Aleage Franks, 35, was charged with first-degree theft and Sisi Imani, 35, was charged with second-degree theft.
According to the investigation, Imani hit a pole in a parking lot while driving a 1990 Honda Prelude in August 2014, two days after she purchased an auto insurance policy from GEICO. She claimed that Franks and Franks’ three children were in the car with her.
Imani sought medical treatment at Valley Medical Center after the accident, which was paid for by her health insurance. She submitted forged medical documents to GEICO, telling the company she paid the bills out of her own pocket. She fraudulently collected $3,657 in personal injury protection and medical expenses.
Franks submitted forged Valley Medical Center bills for herself and her three children to GEICO. There is no record that Franks or her children were seen at the hospital or were involved in the collision. GEICO paid Franks $13,061 for bodily injury, personal injury protection, and replacement of car seats.
Tiera Bates, 32, pleaded guilty to attempting to file a false insurance claim. She was given a 12-month deferred sentence and must complete 70 hours of community service by June 2017.
According to the investigation, Bates purchased an auto insurance policy on July 3, 2015 from Lyndon Southern Insurance Co. Three days later, she filed a $4,200 claim for a reported hit-and-run collision that damaged her 2006 Cadillac SRX. Investigators determined the photo of the damage to the car that Bates submitted with her claim was taken on July 3, a couple of hours before she bought the policy.

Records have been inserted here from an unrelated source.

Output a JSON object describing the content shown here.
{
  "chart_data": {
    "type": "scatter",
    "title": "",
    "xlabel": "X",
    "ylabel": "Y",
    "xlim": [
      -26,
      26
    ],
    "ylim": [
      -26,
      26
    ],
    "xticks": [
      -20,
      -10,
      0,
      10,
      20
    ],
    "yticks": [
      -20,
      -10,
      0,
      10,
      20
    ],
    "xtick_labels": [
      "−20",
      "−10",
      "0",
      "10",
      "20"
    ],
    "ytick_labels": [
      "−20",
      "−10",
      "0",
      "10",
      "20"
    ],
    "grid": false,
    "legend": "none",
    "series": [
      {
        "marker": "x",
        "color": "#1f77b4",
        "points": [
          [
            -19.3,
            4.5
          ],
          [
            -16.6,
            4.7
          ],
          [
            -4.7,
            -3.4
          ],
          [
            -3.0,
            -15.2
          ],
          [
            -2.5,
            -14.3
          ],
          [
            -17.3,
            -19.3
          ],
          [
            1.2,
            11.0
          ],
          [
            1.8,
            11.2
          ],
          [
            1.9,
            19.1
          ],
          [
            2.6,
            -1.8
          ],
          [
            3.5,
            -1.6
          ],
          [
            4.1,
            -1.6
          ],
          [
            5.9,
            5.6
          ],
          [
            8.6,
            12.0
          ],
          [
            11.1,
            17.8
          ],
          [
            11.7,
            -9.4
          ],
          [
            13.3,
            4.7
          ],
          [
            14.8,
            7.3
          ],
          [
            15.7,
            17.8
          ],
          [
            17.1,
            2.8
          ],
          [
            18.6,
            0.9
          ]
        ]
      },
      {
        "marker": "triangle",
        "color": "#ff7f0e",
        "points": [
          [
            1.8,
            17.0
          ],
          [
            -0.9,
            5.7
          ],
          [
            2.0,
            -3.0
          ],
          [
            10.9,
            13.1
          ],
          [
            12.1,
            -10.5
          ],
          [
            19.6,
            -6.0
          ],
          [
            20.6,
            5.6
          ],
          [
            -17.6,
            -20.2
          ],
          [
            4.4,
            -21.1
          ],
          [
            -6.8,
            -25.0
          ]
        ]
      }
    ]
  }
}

Bates had been added to Kreidler’s insurance fraud most wanted list after she failed to appear in King County Superior Court to face charges in April 2016.
Kreidler’s SIU investigates insurance fraud and works with the Attorney General’s Office and local prosecutors to prosecute criminal cases. Insurance fraud costs the average family $400 to $700 per year in increased premiums. Consumers can report suspected insurance fraud on the Insurance Commissioner’s website.